NSA Secret Phone Database
The president's latest challenge to constitutional limits on his power is the NSA's secret database of phone calls made by millions of Americans. As usual, the president's defense of this policy boils down to, "Trust me. I would never abuse this kind of power." Administration defenders will say that all they are trying to do is identify terrorists. But here's the basic problem with so much of this guy does: there is no accountability in place to ensure that that is true. This is a common thread to all of Bush's abuses of power.
He claims he can detain citizens for as long as he likes, without having to charge them with anything, simply on suspicion of terrorist activity. What's wrong with that? Well, how about the fact that the administration is never made to justify or defend that suspicion. It's like McCarthy's old trick of holding up sealed envelopes, claiming that the contents proved so and so was a Communist without ever having to actually open the document and show the evidence. That's the point of having to officially charge someone with a crime: the government has to present the evidence that justifies their suspicions. The president has decided he just doesn't have to do that.
The president will claim that the illegal eavesdropping was only targeted at suspected terrorists. But, yet again, he never had to actually justify that suspicion. As long as someone said they thought maybe the person might be a terrorist, spy away without limits. Senator Feingold has said that he supports spying on terrorists, as long as it's done legally. Some administration defenders say this is a contradiction. But it's very simple. The law requires the administration to present its case before a court and to get permission. It's not that the government can't spy on suspects, it just has to justify that suspicion before doing it. That's the point! The president just doesn't feel he has to justify himself to anyone, so there's no need to go to a court like the law demands.
Sen. Koyl gives the standard defense of these kinds of abuses: "We are in a war, and we have got to collect intelligence on the enemy." War justifies everything, I guess. This president has the convenience of waging a war against an undefined enemy, who is whoever the president decides it is at the time, with no defined goal or means of determining when this war is over. War without end. That's the recipe for 1984. Create a perpetual state of war, and then use that war to distort and pervert whatever laws are deemed necessary. No, I'm not on the lunatic fringe that says we're there now. But events are in motion, and what's to stop some future president from taking things another step forward?

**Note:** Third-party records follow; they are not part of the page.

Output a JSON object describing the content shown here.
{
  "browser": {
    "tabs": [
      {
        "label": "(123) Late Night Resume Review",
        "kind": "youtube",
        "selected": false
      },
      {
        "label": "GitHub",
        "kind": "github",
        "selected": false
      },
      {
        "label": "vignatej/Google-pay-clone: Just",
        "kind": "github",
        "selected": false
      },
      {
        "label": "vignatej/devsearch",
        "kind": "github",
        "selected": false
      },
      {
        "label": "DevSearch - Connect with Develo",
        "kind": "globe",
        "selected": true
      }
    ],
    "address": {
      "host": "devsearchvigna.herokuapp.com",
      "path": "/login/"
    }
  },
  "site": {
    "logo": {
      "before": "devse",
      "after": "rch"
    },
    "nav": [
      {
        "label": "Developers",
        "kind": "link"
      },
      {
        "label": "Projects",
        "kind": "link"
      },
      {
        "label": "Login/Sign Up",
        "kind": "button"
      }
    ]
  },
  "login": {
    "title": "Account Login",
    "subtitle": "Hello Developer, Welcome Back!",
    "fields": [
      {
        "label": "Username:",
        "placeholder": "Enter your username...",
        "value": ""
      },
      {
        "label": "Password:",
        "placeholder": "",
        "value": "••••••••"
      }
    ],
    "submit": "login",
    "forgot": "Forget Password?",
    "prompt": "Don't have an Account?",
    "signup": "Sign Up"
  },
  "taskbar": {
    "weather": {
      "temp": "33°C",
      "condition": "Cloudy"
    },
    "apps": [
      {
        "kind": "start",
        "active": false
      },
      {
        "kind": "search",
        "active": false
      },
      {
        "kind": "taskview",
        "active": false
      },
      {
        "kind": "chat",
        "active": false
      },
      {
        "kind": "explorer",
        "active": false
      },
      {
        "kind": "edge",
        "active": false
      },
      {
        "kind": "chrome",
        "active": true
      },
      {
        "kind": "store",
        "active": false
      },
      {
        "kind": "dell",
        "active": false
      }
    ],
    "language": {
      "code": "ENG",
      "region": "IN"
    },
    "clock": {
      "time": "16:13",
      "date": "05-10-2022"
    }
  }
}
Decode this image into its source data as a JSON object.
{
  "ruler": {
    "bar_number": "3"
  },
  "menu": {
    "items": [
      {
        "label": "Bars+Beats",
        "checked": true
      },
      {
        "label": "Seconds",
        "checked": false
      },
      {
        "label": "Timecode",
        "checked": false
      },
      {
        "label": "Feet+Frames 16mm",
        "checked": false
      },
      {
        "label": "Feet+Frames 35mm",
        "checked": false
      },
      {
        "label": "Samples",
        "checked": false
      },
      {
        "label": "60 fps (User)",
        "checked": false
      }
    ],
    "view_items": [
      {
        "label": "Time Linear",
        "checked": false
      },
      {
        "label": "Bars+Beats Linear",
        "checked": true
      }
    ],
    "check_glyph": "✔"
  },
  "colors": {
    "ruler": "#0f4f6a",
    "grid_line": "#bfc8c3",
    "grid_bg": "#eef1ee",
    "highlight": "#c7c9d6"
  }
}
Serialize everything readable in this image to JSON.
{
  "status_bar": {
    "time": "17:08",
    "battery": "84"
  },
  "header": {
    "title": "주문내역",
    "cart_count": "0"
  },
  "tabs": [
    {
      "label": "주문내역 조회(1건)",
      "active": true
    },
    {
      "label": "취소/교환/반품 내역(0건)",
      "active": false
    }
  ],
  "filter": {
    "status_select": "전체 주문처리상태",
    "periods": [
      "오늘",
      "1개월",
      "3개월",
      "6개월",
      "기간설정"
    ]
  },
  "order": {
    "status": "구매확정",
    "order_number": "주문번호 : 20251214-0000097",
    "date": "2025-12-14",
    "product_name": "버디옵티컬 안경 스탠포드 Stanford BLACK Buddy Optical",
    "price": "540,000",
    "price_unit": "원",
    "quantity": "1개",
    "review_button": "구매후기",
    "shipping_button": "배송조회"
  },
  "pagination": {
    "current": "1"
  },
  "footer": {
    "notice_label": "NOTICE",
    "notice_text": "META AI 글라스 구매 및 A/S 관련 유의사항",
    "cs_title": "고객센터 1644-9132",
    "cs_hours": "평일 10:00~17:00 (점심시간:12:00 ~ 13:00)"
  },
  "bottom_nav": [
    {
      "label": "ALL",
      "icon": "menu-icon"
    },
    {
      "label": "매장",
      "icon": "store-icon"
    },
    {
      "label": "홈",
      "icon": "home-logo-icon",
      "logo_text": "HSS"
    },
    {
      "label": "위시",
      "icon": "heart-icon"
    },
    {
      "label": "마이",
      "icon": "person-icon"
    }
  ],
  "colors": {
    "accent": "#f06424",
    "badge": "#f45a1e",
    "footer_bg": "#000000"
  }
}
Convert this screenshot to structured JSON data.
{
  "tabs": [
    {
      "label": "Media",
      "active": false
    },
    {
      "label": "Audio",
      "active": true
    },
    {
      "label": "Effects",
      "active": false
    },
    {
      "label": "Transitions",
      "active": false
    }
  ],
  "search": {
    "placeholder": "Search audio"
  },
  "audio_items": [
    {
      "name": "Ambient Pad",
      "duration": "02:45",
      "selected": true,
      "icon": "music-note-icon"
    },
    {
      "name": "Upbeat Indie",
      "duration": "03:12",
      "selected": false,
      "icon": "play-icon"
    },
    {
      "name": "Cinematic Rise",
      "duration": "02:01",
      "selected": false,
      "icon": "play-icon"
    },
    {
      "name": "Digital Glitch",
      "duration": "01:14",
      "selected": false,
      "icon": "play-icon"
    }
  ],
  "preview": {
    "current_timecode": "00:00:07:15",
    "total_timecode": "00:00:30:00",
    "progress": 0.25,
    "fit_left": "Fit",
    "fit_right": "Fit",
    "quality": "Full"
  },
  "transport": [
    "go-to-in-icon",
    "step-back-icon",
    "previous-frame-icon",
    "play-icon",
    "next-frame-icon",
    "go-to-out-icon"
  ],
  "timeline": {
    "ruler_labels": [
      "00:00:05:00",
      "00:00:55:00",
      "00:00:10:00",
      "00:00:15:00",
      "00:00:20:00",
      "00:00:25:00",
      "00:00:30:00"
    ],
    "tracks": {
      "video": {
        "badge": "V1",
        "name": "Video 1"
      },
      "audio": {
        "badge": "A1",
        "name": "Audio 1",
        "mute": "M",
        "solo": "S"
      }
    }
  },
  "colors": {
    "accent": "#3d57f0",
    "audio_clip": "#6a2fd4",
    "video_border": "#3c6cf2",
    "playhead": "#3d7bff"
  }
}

For those who can't understand this, answer this. What would Nixon, in all his paranoia, have done if he had had the de facto authority to imprison anyone he wanted for as long as he wanted, so long as he invoked the magic word "terrorist"? That's the kind of power this president claims to have.
Why is it the conservatives, who supposedly have such a distrust of government that they want to limit its power as much as possible, who have such blind trust in both the man currently holding the office and the office itself? Why is it they cannot see the danger of giving such unchecked, unaccountable power to the presidency?